Contributed by Cory Schlesener, B.S.
Machine Learning (ML) enables powerful analysis of data to formulate models. These models can be utilized in applications or help dive into the data for insight on relationships between features. There are many varieties of models and the algorithms that create them. Different varieties of core learning algorithms are better suited to generating models for some types of datasets and questions over others. The complexity of decisions extend beyond algorithm/model-type selection and fans out into many possible sub-choices. The additional choices, in selecting parameter values, determines how an algorithm carries out learning, affecting the end resulting model. Trail and error testing, combined with insights to how ML is being carried out, can be used to assess and fine tune the process. However, acquiring detail expertise in various ML subcategories is not required with the aid of further automation. Automated machine learning
(autoML) can run multiple programs to test out under a variety of parameters, and repeat in an iterative process.

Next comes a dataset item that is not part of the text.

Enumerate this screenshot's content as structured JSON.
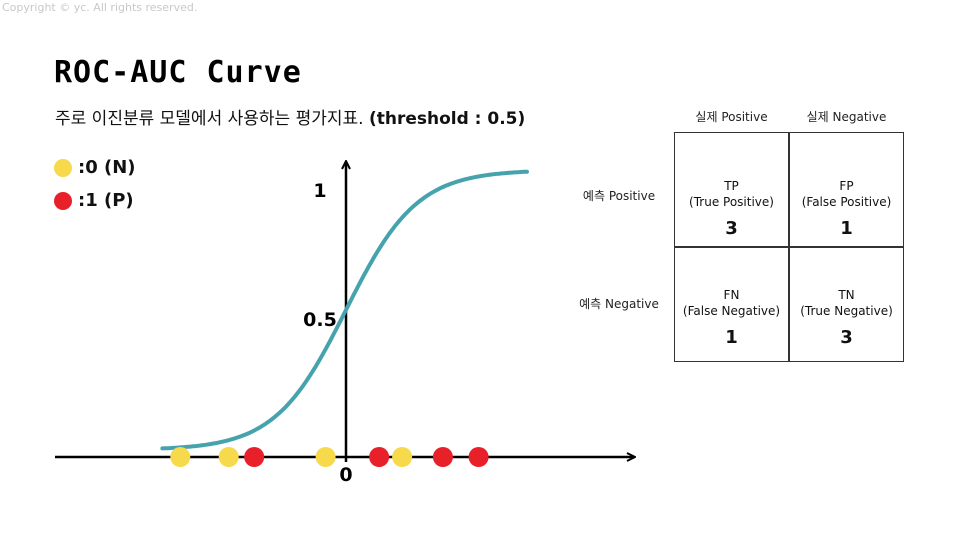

Running an autoML algorithm will gradually find the best ML algorithms, under the right parameters, to produce the best model(s) to fit the dataset and address the objective tasked. Automating this model selection and tuning process expands usability to a wider population, and this goal is being pursued by a large variety of teams and platforms. One of the more useful/popular autoML tools is auto-sklearn, built on the popular, open-source machine learning toolkit SciKit-Learn. Auto-sklearn utilizes a wide variety of algorithms, allowing for broader use, and is entering version 2.0 with improvements on efficiency.
Feurer, Matthias, Katharina Eggensperger, Stefan Falkner, Marius Lindauer, and Frank Hutter. “Auto-sklearn 2.0: The next generation.” arXiv preprint arXiv:2007.04074 (2020).